Before High Fidelity, The Beta Band was decently popular in the UK, but was failing to attract audiences across the pond. As Cusack drops the needle, (sadly The Three E.P.’s has never been released on vinyl so he merely hits play), American audiences were immediately treated to a fantastic sound, the poppy, experimental and floating vocals of The Beta Band. Beyond The Three E.P.’s, the group has three studio albums and a few compilation albums.

The film also features music from such greats as Bob Dylan, Bruce Springsteen, include a cameo of his, Joan Jett and The Blackhearts, Elton John and Aretha Franklin. And it all has it’s rightful place in the movie. The elitist stylings of Barry, Dick and Gordon are imperative to the honesty of the music in the movie. It’s not there just because the songs are good, they are there for a reason.

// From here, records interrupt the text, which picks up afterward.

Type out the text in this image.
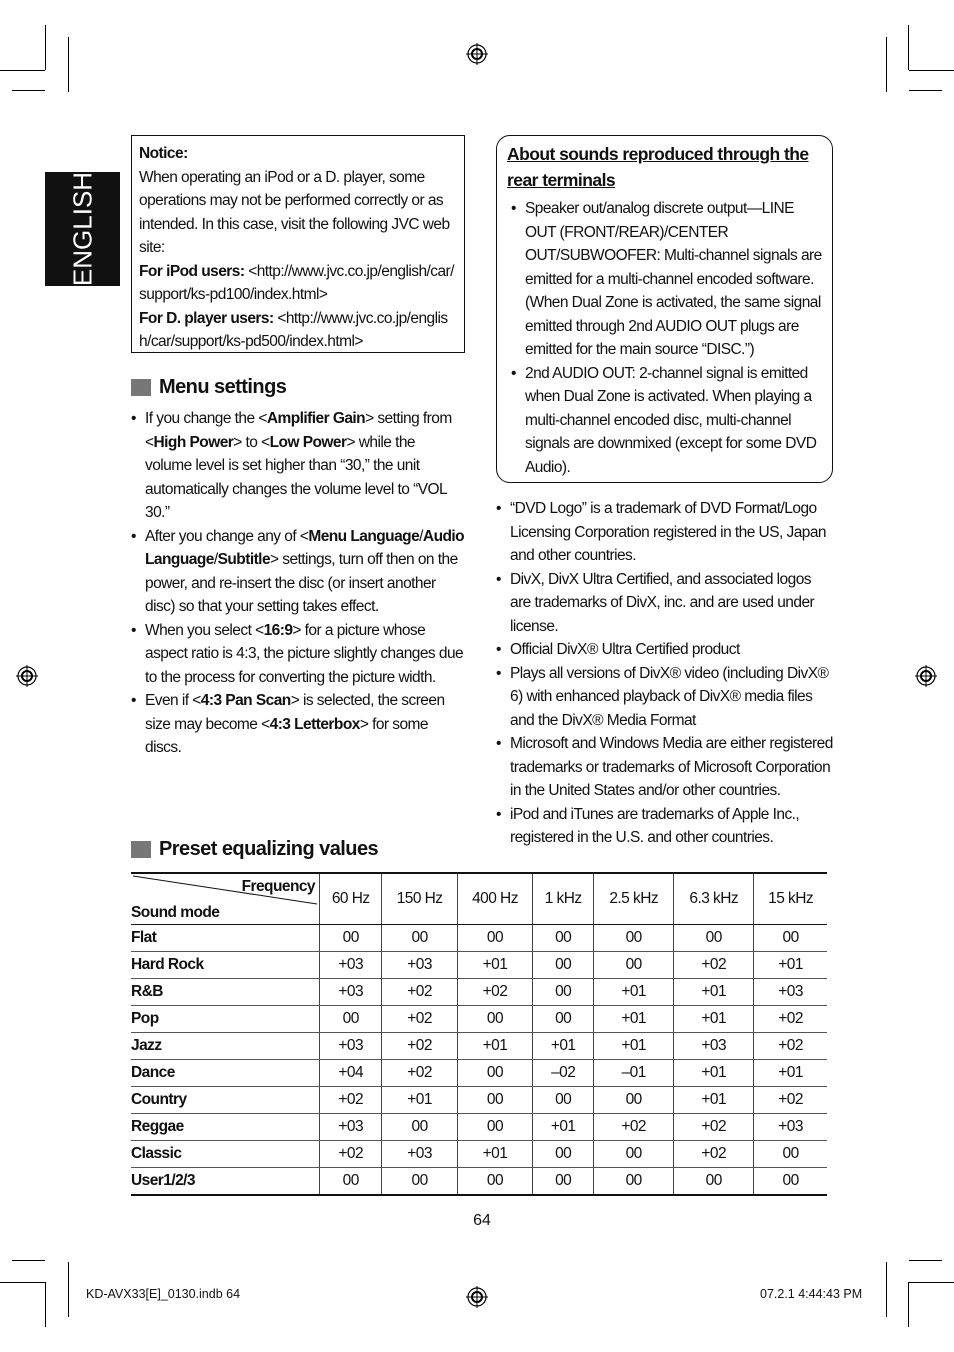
ENGLISH
Notice:
When operating an iPod or a D. player, some operations may not be performed correctly or as intended. In this case, visit the following JVC web site:
For iPod users: <http://www.jvc.co.jp/english/car/support/ks-pd100/index.html>
For D. player users: <http://www.jvc.co.jp/english/car/support/ks-pd500/index.html>
Menu settings
• If you change the <Amplifier Gain> setting from <High Power> to <Low Power> while the volume level is set higher than “30,” the unit automatically changes the volume level to “VOL 30.”
• After you change any of <Menu Language/Audio Language/Subtitle> settings, turn off then on the power, and re-insert the disc (or insert another disc) so that your setting takes effect.
• When you select <16:9> for a picture whose aspect ratio is 4:3, the picture slightly changes due to the process for converting the picture width.
• Even if <4:3 Pan Scan> is selected, the screen size may become <4:3 Letterbox> for some discs.
About sounds reproduced through the
rear terminals
• Speaker out/analog discrete output—LINE OUT (FRONT/REAR)/CENTER OUT/SUBWOOFER: Multi-channel signals are emitted for a multi-channel encoded software. (When Dual Zone is activated, the same signal emitted through 2nd AUDIO OUT plugs are emitted for the main source “DISC.”)
• 2nd AUDIO OUT: 2-channel signal is emitted when Dual Zone is activated. When playing a multi-channel encoded disc, multi-channel signals are downmixed (except for some DVD Audio).
• “DVD Logo” is a trademark of DVD Format/Logo Licensing Corporation registered in the US, Japan and other countries.
• DivX, DivX Ultra Certified, and associated logos are trademarks of DivX, inc. and are used under license.
• Official DivX® Ultra Certified product
• Plays all versions of DivX® video (including DivX® 6) with enhanced playback of DivX® media files and the DivX® Media Format
• Microsoft and Windows Media are either registered trademarks or trademarks of Microsoft Corporation in the United States and/or other countries.
• iPod and iTunes are trademarks of Apple Inc., registered in the U.S. and other countries.
Preset equalizing values
Frequency
Sound mode	60 Hz	150 Hz	400 Hz	1 kHz	2.5 kHz	6.3 kHz	15 kHz
Flat	00	00	00	00	00	00	00
Hard Rock	+03	+03	+01	00	00	+02	+01
R&B	+03	+02	+02	00	+01	+01	+03
Pop	00	+02	00	00	+01	+01	+02
Jazz	+03	+02	+01	+01	+01	+03	+02
Dance	+04	+02	00	–02	–01	+01	+01
Country	+02	+01	00	00	00	+01	+02
Reggae	+03	00	00	+01	+02	+02	+03
Classic	+02	+03	+01	00	00	+02	00
User1/2/3	00	00	00	00	00	00	00
64
KD-AVX33[E]_0130.indb 64	07.2.1 4:44:43 PM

The film combines everything you need in a RomCom. Incredible music, a lovable lead and two fantastic costars, (Cusack, Jack Black and Todd Louiso have the most perfect of on-screen friendship, fighting over whether there is a THE at the beginning of an album title.) Although it may not be in my Top 5 favorite movies of all time, do yourself a favor and re-watch it or watch it for the first time. Whichever category you may fall in you’ll be happy you did.